Bells ring for victims of Buffalo supermarket mass shooting 1 year after massacre


BUFFALO, NY — The city of Buffalo will pause Sunday to mark one year since a gunman killed 10 people and wounded three others in a racist attack targeting blacks in a supermarket in the city.

A moment of silence followed by the pealing of the church bells at 2:28 p.m. will honor massacre victims at the Tops Friendly Market on May 14, 2022.

“The racially motivated mass shooting shook our community to the core. It was the day the unthinkable happened,” Mayor Byron Brown said in announcing plans for the commemoration, which will take place at the now-reopened supermarket.

Earlier in the week, panelists discussed ways to combat racism and radicalization on social media, and residents were invited to reflect at an outdoor community gathering.

In the year since the shooting, Relatives of the victims have spoken before Congress on white supremacy and gun reform and hosted events to address food insecurity that worsened when the market, the neighborhood’s only grocery store, was inaccessible for two months.

President Joe Biden honored the lives of those killed in Buffalo in an opinion piece published Sunday in USA Today. He called on Congress and state legislative leaders to act by banning assault weapons and high-capacity magazines, requiring background checks for all gun sales, and revoking gun manufacturers’ immunity from liability. Your administration approved a historic gun measure in June after a series of mass shootings.

New York state law already prohibits the possession of magazines containing more than 10 rounds of ammunition.

Gun control organizations and advocates, including Moms Demand Action and Students Demand Action, held nearly 200 events across the country over the weekend, calling on Congress to reinstate a bipartisan ban on assault weapons.

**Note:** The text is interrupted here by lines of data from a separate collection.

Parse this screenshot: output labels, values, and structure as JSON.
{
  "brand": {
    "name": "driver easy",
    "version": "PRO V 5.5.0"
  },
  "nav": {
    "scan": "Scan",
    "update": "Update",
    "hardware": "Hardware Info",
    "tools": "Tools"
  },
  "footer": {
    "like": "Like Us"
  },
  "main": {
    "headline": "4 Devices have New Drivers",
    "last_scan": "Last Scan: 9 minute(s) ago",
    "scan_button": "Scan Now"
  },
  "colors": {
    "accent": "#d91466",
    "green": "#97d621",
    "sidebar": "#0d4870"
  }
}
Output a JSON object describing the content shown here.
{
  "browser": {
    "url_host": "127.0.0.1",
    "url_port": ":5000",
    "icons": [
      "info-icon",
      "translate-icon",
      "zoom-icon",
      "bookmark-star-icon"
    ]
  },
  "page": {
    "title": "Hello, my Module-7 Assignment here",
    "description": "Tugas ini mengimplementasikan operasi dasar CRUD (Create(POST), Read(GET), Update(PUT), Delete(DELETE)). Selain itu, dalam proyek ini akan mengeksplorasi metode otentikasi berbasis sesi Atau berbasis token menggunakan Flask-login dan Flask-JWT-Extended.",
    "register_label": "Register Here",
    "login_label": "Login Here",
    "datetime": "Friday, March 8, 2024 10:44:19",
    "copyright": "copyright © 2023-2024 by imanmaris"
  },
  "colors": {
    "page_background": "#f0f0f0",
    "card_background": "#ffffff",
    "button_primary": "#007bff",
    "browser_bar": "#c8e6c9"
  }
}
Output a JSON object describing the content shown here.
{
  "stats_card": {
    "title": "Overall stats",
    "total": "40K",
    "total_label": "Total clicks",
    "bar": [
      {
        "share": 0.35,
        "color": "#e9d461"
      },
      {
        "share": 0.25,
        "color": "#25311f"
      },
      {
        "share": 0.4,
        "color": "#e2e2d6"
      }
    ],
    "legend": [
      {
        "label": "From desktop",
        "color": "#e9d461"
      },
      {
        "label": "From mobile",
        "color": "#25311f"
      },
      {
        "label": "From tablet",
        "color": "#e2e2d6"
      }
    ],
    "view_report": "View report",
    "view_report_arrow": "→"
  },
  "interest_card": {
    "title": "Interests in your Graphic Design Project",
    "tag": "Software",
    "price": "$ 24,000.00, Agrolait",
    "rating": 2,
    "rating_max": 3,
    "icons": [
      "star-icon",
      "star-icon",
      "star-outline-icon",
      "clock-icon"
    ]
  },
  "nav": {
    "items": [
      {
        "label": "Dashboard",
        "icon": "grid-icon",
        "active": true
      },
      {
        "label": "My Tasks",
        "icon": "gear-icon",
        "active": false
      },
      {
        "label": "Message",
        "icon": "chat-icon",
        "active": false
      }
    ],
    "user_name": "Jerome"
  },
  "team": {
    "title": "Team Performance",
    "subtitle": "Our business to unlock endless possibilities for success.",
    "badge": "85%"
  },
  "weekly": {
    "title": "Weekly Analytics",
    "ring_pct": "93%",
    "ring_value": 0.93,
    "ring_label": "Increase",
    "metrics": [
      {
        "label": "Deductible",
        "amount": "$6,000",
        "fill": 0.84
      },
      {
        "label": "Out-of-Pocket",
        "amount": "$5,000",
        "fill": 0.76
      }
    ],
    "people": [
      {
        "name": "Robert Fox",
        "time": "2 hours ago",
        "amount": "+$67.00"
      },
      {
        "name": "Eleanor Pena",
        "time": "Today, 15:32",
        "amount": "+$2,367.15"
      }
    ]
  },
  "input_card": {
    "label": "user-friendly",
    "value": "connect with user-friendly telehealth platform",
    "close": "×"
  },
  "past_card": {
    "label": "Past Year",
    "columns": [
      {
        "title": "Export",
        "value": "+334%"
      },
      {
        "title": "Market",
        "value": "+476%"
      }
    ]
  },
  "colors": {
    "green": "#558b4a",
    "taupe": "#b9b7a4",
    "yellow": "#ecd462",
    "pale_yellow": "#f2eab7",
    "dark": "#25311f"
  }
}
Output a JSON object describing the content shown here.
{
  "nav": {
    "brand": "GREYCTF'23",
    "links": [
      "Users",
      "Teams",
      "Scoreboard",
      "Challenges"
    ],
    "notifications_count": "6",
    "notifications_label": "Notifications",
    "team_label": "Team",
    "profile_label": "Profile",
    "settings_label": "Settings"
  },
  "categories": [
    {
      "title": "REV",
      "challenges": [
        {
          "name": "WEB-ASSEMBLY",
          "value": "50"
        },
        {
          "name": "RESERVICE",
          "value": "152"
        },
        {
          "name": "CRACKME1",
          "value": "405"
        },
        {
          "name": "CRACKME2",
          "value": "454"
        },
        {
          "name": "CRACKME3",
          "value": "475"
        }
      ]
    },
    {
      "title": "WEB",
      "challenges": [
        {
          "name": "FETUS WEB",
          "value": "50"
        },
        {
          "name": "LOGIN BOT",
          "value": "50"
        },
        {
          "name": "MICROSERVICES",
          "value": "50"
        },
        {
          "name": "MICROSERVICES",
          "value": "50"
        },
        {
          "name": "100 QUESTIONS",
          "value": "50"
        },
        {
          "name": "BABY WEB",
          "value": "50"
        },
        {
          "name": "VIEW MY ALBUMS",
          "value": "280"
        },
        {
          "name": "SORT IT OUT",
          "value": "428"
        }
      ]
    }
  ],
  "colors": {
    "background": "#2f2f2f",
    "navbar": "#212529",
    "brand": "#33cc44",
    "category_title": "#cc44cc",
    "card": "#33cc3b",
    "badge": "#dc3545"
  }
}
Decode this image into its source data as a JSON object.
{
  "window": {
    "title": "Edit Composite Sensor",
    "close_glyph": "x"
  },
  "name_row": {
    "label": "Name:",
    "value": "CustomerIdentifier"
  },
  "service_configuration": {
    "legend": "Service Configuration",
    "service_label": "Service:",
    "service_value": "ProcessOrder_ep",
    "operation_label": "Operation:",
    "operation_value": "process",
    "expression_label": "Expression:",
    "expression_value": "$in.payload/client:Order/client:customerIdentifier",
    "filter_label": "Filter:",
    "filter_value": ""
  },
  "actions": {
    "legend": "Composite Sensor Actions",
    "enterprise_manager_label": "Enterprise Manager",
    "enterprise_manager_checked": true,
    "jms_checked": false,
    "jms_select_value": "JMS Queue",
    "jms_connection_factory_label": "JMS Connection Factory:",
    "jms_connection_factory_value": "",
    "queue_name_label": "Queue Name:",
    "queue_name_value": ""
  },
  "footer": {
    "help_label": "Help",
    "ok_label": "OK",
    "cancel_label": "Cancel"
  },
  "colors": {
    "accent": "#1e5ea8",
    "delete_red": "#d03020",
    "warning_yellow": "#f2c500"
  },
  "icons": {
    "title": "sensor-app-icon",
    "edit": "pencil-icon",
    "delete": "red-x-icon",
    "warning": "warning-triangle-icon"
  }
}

In Buffalo, Wayne Jones, whose 65-year-old mother Celestine Chaney was killed in the attack, urged the city and its institutions to continue investing in the area and its residents even after the anniversary events are over.

That is why he is willing, he said, «to continue opening this wound that I have» and to talk about it.

The son of shooting victim Geraldine Talley, 63, published a book Sunday that he says describes what happened after he lost his mother. He titled it: «5/14: The Day the Devil Came to Buffalo.»

«I definitely know that she wouldn’t want me to be consumed by sadness and anger,» Talley said of her mother, speaking outside the store as the anniversary approached, «so I’ll definitely try to find strength in her memory and use fight against the injustice and racism for the rest of my life in his name.»

Inside the remodeled store, fountains flank a poem dedicated to the victims. A commission is working on the design of a permanent monument for the exterior.

Meanwhile, a hand-painted mural overlooking the parking lot promotes unity, with a black hand and a white hand joined in prayer.

The 18-year-old white supremacist carried out the attack after driving more than 200 miles (320 kilometers) from his home in rural Conklin, New York.

In addition to Chaney and Talley, the dead included Andre Mackneil, who was buying a cake for his son’s third birthday; church deacon Heyward Patterson; community advocate Katherine Massey; Ruth Whitfield, whose son was a Buffalo Fire Commissioner; Roberta Drury, who had moved back to Buffalo to help a brother diagnosed with cancer; Pearl Young church missionary; Margus Morrison, who was buying dinner for a family movie night; and Aaron Salter, a retired Buffalo police officer who worked as a security guard.

The gunman pleaded guilty to murder and other charges and was sentenced to life in prison without parole in February. A federal case against him is pending.